You may not be surprised that the something ended up being the hockey club. It’s no secret I’ve always had mixed feelings towards it – we became members at our daughter’s request, even though it was a bit cumbersome what with shuttling her to practice twice a week. There were jerseys and equipment to be bought, which we did, and parents meets to be attended, which we failed to do. When after a while it became clear that while she enjoyed practice, she didn’t really like the games, I was beginning to feel like a hypocrite trying to get her to be in the weekend tournaments. So after my little episode, we had a heart to heart with her and decided that this membership needed to come to an end. Writing the resignation letters felt like such an enormous relief, I can not even tell you.

Meanwhile, I’ve written to a dog trainer who seems nice, and hope she can pencil us in before the summer break. Leaving here today with a few pics that show I’m not the only person who loves this little dog :-).

A Dog Post

IMG_9960Here’s a survey for you: Are you a cat or a dog person? And do you feel liking one or the other is mutually exclusive? Apparently, that’s a thing, and I’m asking for science.

As you can see, we’ve gone and done it – as of Friday last week, Charlie has officially moved in. I’m completely smitten, as is my daughter, my son loves him despite himself (he was adamant his loyalties were always going to be with Her Majesty Fritzchen the Kitty, but even he has succumbed to those eyes). My husband is not quite as invested in Charlie yet, but I’m sure he’ll win him over, eventually. Not sure whether the kitty will ever really like him, but so far they haven’t killed each other yet, which I call a win, and I’m hoping the vet is right and they will reach a sort of an armistice at some point.

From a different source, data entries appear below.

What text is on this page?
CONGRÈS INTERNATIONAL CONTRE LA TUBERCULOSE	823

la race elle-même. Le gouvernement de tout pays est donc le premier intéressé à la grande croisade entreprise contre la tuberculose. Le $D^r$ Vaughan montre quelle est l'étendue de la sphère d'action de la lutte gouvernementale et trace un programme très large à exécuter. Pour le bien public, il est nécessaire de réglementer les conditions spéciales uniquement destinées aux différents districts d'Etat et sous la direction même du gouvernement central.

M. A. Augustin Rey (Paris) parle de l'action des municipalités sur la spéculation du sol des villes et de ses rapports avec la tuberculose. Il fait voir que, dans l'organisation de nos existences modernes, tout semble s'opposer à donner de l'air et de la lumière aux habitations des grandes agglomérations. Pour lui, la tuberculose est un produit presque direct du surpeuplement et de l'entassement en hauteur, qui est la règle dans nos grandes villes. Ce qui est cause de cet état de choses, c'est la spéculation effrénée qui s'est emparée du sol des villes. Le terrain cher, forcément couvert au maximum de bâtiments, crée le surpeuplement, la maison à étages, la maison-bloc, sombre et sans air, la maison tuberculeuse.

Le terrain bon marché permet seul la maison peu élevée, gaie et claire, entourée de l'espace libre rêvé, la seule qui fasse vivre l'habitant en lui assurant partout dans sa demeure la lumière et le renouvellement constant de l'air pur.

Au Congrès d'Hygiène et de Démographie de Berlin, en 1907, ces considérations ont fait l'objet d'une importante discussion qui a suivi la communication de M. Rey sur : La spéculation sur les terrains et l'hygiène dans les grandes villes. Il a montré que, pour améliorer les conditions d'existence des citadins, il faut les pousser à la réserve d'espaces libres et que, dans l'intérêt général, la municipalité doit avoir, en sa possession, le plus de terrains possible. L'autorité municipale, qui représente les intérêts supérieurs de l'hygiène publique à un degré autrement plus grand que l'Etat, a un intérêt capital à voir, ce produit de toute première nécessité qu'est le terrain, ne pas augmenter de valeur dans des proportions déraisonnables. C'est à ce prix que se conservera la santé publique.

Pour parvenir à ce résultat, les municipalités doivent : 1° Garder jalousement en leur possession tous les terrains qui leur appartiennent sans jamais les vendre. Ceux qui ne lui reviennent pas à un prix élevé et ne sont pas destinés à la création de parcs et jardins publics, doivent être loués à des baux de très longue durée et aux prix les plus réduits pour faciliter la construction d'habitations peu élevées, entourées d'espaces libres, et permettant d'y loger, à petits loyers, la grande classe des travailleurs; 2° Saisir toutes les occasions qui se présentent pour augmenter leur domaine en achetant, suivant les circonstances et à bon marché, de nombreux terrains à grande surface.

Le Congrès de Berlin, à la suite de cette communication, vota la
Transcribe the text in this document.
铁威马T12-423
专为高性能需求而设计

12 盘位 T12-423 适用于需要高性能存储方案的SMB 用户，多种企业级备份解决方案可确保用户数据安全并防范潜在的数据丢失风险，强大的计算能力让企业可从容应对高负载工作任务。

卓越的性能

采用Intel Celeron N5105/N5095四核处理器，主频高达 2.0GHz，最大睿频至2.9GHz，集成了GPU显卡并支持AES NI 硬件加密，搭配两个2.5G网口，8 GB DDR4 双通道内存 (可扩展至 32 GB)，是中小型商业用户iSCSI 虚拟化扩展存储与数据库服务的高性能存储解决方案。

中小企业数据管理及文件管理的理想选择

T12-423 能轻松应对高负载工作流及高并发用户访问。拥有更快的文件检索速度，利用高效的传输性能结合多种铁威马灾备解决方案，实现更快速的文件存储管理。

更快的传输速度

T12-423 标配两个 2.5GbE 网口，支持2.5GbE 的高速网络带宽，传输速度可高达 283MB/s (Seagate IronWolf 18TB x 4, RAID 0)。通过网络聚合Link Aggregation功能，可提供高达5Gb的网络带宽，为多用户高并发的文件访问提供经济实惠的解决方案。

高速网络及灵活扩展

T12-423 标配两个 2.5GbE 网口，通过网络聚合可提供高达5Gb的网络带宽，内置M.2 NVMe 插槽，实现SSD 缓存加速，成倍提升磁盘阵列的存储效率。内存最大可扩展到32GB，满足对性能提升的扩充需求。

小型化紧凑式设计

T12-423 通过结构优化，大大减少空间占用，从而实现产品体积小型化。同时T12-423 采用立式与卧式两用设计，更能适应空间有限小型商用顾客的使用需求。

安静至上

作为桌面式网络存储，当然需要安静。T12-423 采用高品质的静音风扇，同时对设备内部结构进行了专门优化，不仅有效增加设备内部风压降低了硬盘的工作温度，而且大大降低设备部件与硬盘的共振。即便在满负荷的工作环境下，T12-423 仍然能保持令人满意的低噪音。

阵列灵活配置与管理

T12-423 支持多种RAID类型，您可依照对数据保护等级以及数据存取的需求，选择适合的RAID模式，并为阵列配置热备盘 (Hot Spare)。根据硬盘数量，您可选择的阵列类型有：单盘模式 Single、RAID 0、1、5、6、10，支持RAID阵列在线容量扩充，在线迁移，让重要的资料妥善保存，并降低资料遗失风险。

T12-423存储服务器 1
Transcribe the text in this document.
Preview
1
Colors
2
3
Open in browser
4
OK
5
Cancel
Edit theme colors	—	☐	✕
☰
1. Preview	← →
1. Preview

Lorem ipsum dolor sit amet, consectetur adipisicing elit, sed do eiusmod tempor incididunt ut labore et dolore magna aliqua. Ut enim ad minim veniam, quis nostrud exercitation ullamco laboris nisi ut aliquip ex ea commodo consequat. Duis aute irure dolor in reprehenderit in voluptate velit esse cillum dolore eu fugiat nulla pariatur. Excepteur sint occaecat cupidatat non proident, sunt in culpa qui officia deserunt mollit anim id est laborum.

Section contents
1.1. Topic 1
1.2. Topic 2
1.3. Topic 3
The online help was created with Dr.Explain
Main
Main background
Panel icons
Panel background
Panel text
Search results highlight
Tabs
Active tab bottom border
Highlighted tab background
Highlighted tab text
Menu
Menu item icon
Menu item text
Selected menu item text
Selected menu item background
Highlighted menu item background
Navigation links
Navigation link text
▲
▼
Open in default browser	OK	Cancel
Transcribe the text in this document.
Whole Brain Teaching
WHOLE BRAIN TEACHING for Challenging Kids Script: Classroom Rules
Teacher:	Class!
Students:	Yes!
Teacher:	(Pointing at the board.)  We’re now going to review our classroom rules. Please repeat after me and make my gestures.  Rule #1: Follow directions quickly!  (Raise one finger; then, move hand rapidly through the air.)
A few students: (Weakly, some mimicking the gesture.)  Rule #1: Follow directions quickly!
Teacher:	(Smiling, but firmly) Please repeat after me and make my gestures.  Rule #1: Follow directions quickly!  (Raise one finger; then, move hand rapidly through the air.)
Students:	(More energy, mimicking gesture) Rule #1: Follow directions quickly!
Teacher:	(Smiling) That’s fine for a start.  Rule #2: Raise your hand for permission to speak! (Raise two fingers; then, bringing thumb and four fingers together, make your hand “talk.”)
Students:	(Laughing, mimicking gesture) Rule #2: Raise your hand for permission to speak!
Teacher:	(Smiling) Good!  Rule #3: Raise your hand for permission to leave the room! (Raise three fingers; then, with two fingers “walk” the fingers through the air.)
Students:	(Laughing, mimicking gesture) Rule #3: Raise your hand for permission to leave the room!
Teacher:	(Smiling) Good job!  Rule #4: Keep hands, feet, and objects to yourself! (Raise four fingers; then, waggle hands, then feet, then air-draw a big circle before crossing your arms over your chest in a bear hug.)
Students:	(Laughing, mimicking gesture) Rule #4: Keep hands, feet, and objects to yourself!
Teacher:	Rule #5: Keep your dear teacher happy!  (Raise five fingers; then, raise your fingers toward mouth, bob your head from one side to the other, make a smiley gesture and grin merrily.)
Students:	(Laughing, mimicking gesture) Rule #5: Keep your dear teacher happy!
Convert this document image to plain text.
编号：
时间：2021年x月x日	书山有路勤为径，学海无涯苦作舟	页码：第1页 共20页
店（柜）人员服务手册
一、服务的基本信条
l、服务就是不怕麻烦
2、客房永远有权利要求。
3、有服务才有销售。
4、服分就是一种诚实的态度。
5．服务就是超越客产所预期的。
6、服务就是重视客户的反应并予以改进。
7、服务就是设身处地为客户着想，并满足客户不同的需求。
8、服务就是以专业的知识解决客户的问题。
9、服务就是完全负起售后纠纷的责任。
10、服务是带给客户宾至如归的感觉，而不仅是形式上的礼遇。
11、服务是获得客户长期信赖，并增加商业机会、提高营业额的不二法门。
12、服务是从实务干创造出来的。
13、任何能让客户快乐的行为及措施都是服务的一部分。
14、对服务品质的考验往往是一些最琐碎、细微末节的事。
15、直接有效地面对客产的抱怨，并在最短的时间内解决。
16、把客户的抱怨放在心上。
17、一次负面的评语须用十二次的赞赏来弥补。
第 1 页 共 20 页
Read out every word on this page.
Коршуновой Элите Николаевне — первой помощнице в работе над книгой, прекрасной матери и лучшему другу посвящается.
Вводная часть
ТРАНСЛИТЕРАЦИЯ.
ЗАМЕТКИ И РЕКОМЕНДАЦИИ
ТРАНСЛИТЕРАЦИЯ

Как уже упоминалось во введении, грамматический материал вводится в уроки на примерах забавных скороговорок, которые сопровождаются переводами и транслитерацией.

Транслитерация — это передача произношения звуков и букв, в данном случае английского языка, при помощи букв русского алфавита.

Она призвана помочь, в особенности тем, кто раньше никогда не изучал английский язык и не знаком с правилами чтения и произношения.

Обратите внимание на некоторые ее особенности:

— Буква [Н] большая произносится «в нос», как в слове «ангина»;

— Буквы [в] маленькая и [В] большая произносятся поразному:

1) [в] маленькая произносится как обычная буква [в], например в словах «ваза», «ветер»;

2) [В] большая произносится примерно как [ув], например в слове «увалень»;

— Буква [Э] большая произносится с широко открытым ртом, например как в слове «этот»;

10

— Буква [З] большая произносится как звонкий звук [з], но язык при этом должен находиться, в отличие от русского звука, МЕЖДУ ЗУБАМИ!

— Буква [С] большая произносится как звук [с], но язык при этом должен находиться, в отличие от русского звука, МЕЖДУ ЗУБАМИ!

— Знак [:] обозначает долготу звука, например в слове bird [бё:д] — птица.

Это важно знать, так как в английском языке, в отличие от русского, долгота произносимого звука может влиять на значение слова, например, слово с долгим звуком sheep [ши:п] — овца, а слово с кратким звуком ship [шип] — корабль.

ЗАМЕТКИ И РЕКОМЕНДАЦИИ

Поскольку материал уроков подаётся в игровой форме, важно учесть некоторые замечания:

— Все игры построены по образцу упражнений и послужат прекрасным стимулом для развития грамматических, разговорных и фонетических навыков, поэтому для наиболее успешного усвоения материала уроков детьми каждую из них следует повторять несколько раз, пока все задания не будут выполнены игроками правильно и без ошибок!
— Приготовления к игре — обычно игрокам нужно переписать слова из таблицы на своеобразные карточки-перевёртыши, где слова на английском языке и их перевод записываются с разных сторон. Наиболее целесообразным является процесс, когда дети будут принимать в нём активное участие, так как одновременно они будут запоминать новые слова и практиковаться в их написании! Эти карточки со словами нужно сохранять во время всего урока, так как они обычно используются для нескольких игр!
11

I had many thoughts and feelings before we went to get the pup. Mostly, I was afraid he wasn’t going to be happy with us, that he’d miss his folks and the other dogs he lived with, that he’d hate living in the city. Interestingly, none of those things have come to pass.

Instead of crying for his old family, he immediately latched on to me like a touch-starved little baby sloth. I was reminded of Armie Hammer’s impersonation of a lovesick puppy in ‚Mirror, Mirror‘, after Julia Roberts (aka Evil Queen) accidentally feeds him the wrong kind of love potion (puppy love, duh) instead of the one that was supposed to make him fall madly in love with her, as his own true self. Check it out, it’s on YouTube, it’s hilarious, and eerily accurate. It feels a bit like that (and yes, I realize Armie Hammer’s prob 20 times the size of my mini Wiener dog). My point is, Charlie looks at me like I hung the moon, he insists on coming with me everywhere I go (bathroom included) and he’s basically happiest when he can lie, or sit, on some part of me. I must confess we let him sleep in our bed the first night because we felt sorry for him, and that kind of was that. Smart dog burrowed under my husband’s covers first (flattery will get you everywhere, right?) before moving under mine, and staying there.

Taking walks 5 times a day is nice, even though I have to say that the late night pee trip to that one apparently enchanted tree on the street corner is not much fun when I’m already exhausted by ten p.m. – but the alternative is a smelly mess early in the morning, can’t have that. So, instead of my usual routine of working until I get tired and then going to bed, I’ve started watching ‚Brooklyn 99‘ in the evenings to pass the time – thank God for Netflix!

So, conclusion after the first week: I have a dog now, and I couldn’t be happier :-).

Those of you who live in town – come take walks with us :-).